Saturday, June 10, 2017

CAOS Y LOS IMPERIOS CAÍDOS

CAOS Y LOS IMPERIOS CAÍDOS

            Si rezase éste sería el mejor momento. El autobús del grupo, mi banda de rock e instrumentos de viento, incorporados en esta gira para dar un toque un poco más soul a nuestro sonido, algo anquilosado; transitaba por el pueblecito en el que pasé mis primeros veranos.

            No se parecía en nada.

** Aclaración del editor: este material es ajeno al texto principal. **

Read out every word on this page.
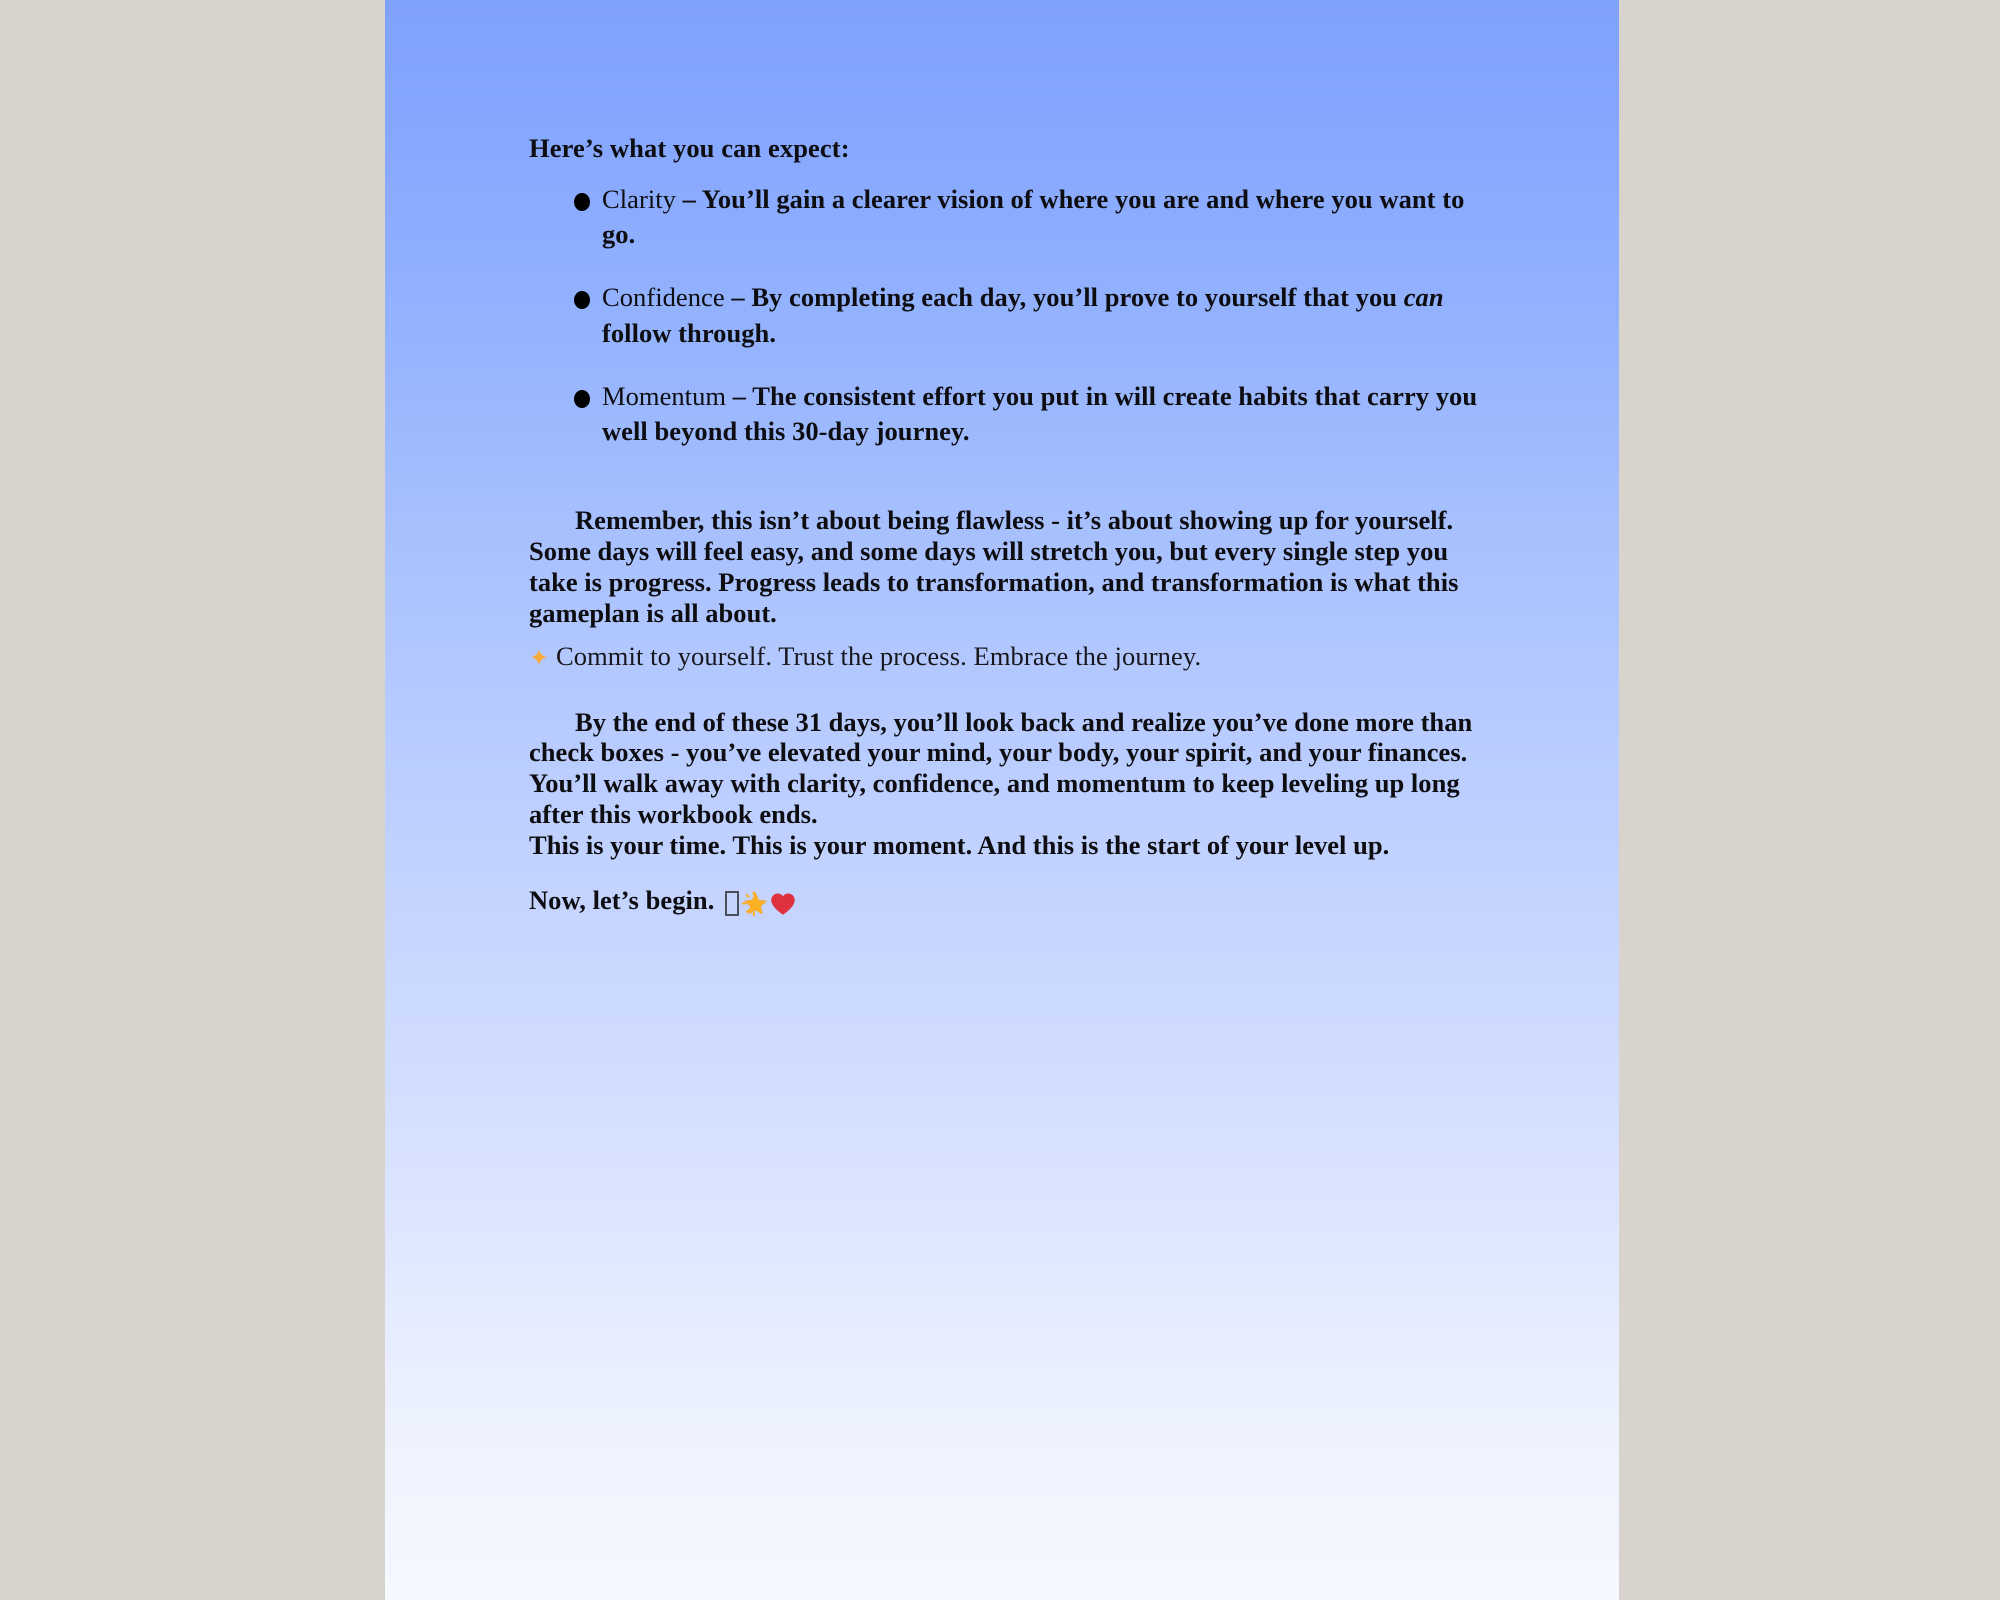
Here’s what you can expect:

Clarity – You’ll gain a clearer vision of where you are and where you want to go.
Confidence – By completing each day, you’ll prove to yourself that you can follow through.
Momentum – The consistent effort you put in will create habits that carry you well beyond this 30-day journey.

Remember, this isn’t about being flawless - it’s about showing up for yourself. Some days will feel easy, and some days will stretch you, but every single step you take is progress. Progress leads to transformation, and transformation is what this gameplan is all about.

✦ Commit to yourself. Trust the process. Embrace the journey.

By the end of these 31 days, you’ll look back and realize you’ve done more than check boxes - you’ve elevated your mind, your body, your spirit, and your finances. You’ll walk away with clarity, confidence, and momentum to keep leveling up long after this workbook ends.

This is your time. This is your moment. And this is the start of your level up.

Now, let’s begin.
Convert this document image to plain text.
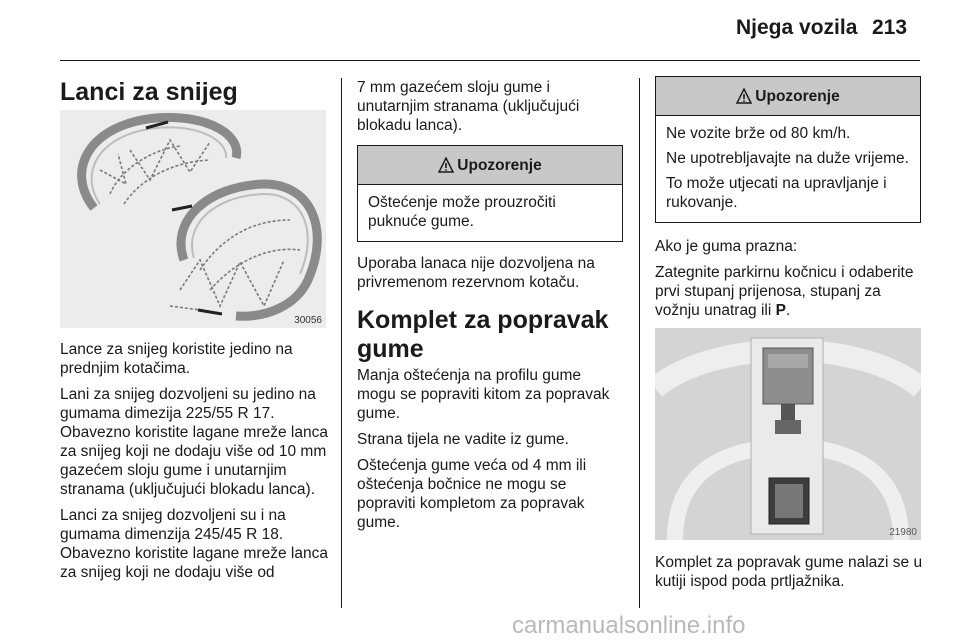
Njega vozila 213
Lanci za snijeg
30056

Lance za snijeg koristite jedino na prednjim kotačima.

Lani za snijeg dozvoljeni su jedino na gumama dimezija 225/55 R 17. Obavezno koristite lagane mreže lanca za snijeg koji ne dodaju više od 10 mm gazećem sloju gume i unutarnjim stranama (uključujući blokadu lanca).

Lanci za snijeg dozvoljeni su i na gumama dimenzija 245/45 R 18. Obavezno koristite lagane mreže lanca za snijeg koji ne dodaju više od

7 mm gazećem sloju gume i unutarnjim stranama (uključujući blokadu lanca).

Upozorenje

Oštećenje može prouzročiti puknuće gume.

Uporaba lanaca nije dozvoljena na privremenom rezervnom kotaču.

Komplet za popravak gume

Manja oštećenja na profilu gume mogu se popraviti kitom za popravak gume.

Strana tijela ne vadite iz gume.

Oštećenja gume veća od 4 mm ili oštećenja bočnice ne mogu se popraviti kompletom za popravak gume.

Upozorenje

Ne vozite brže od 80 km/h.

Ne upotrebljavajte na duže vrijeme.

To može utjecati na upravljanje i rukovanje.

Ako je guma prazna:

Zategnite parkirnu kočnicu i odaberite prvi stupanj prijenosa, stupanj za vožnju unatrag ili P.

21980

Komplet za popravak gume nalazi se u kutiji ispod poda prtljažnika.

carmanualsonline.info
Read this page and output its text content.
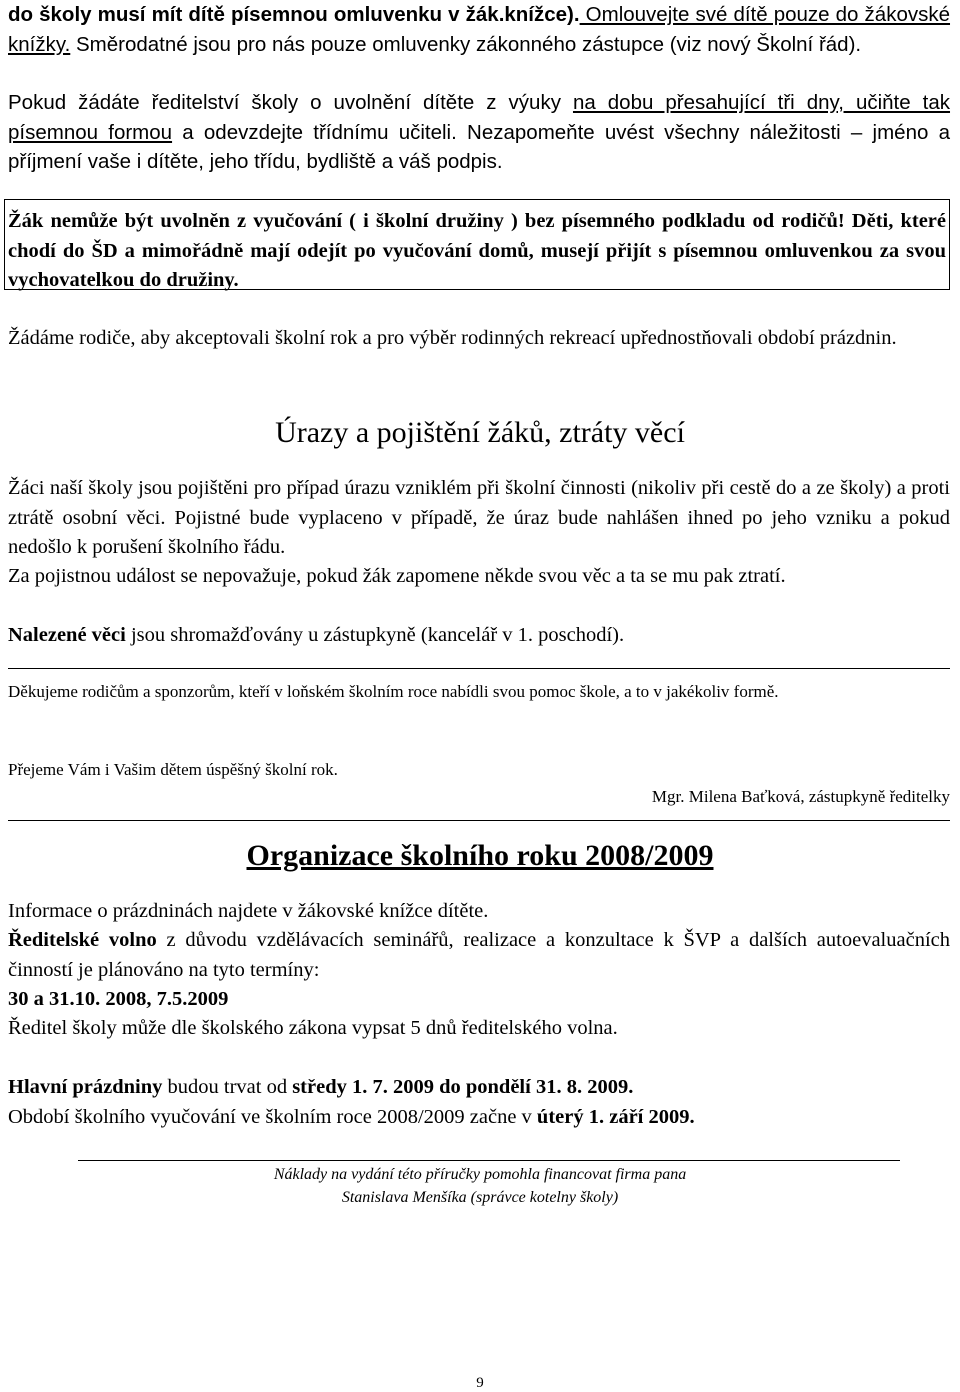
do školy musí mít dítě písemnou omluvenku v žák.knížce). Omlouvejte své dítě pouze do žákovské knížky. Směrodatné jsou pro nás pouze omluvenky zákonného zástupce (viz nový Školní řád).
Pokud žádáte ředitelství školy o uvolnění dítěte z výuky na dobu přesahující tři dny, učiňte tak písemnou formou a odevzdejte třídnímu učiteli. Nezapomeňte uvést všechny náležitosti – jméno a příjmení vaše i dítěte, jeho třídu, bydliště a váš podpis.
Žák nemůže být uvolněn z vyučování ( i školní družiny ) bez písemného podkladu od rodičů! Děti, které chodí do ŠD a mimořádně mají odejít po vyučování domů, musejí přijít s písemnou omluvenkou za svou vychovatelkou do družiny.
Žádáme rodiče, aby akceptovali školní rok a pro výběr rodinných rekreací upřednostňovali období prázdnin.
Úrazy a pojištění žáků, ztráty věcí
Žáci naší školy jsou pojištěni pro případ úrazu vzniklém při školní činnosti (nikoliv při cestě do a ze školy) a proti ztrátě osobní věci. Pojistné bude vyplaceno v případě, že úraz bude nahlášen ihned po jeho vzniku a pokud nedošlo k porušení školního řádu.
Za pojistnou událost se nepovažuje, pokud žák zapomene někde svou věc a ta se mu pak ztratí.
Nalezené věci jsou shromažďovány u zástupkyně (kancelář v 1. poschodí).
Děkujeme rodičům a sponzorům, kteří v loňském školním roce nabídli svou pomoc škole, a to v jakékoliv formě.
Přejeme Vám i Vašim dětem úspěšný školní rok.
Mgr. Milena Baťková, zástupkyně ředitelky
Organizace školního roku 2008/2009
Informace o prázdninách najdete v žákovské knížce dítěte.
Ředitelské volno z důvodu vzdělávacích seminářů, realizace a konzultace k ŠVP a dalších autoevaluačních činností je plánováno na tyto termíny:
30 a 31.10. 2008, 7.5.2009
Ředitel školy může dle školského zákona vypsat 5 dnů ředitelského volna.
Hlavní prázdniny budou trvat od středy 1. 7. 2009 do pondělí 31. 8. 2009.
Období školního vyučování ve školním roce 2008/2009 začne v úterý 1. září 2009.
Náklady na vydání této příručky pomohla financovat firma pana
Stanislava Menšíka (správce kotelny školy)
9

Aquello era, como el nombre de nuestra banda: caos, puro caos. Los dioses se habían convertido en monstruos y las praderas en secarrales. El imperio de pastizales y bosques había dado paso a un ventarrón, casi un huracán, que había arrancado la poesía de aquel paraje hasta convertirlo en nada.

Por su puesto, como diría un buen marino, aquella marejada siempre venía para dar un giro a babor, como en política o en la vida. Y yo me sentí traicionado por mi bonita infancia, cuando corría y recorría cada metro de esos parajes en busca de un nido, una seta, un hormiguero sobre el que orinar para ver nadar contra corriente a sus moradoras, con esa crueldad infantil difícil de explicar; o, simplemente, para sentir la vida y la libertad que aquel lugar me regalaba a ojos vista.

Pero ahora era nada, por una carretera que nunca se hizo, una estación de servicio que nunca sirvió y la codicia que siempre moró en los supuestamente poderosos de aquel pueblo castellano en el que pasé mis vacaciones y más de un fin de semana de otoño, cuando el viento frío obligaba a poner una chimenea y las mantas que había comprado la abuela en la capital, justo después de casarse, como sempiternamente nos contaba al arroparnos. Aquel viento me traía cariño, sabor a lechazo hecho sobre brasas de sarmiento y la voz de mi madre repitiendo, casi como un mantra, que a la mañana siguiente había que hacer los deberes si queríamos salir a buscar las majadas y encinares de mi infancia. Lo que ahora es caos e imperios caídos: Caos, como mi banda de rock, y Los Imperios Caídos, como el grupo de metales que nos acompañaba.

Lo que la codicia se llevó, no el viento, ni Escarlata O’Hara, sino una decisión tomada sin el corazón.


Ahora el autobús toma una curva y el escenario de mi dicha infantil desaparece, aunque ya nunca estará. Y pienso en Shakespeare y en su soneto, ése que comienza con Mella tiempo voraz del león las garras, no recuerdo el número, y pienso que no fue ningún reloj lo que llenó aquello de arena sino el egoísmo miserable.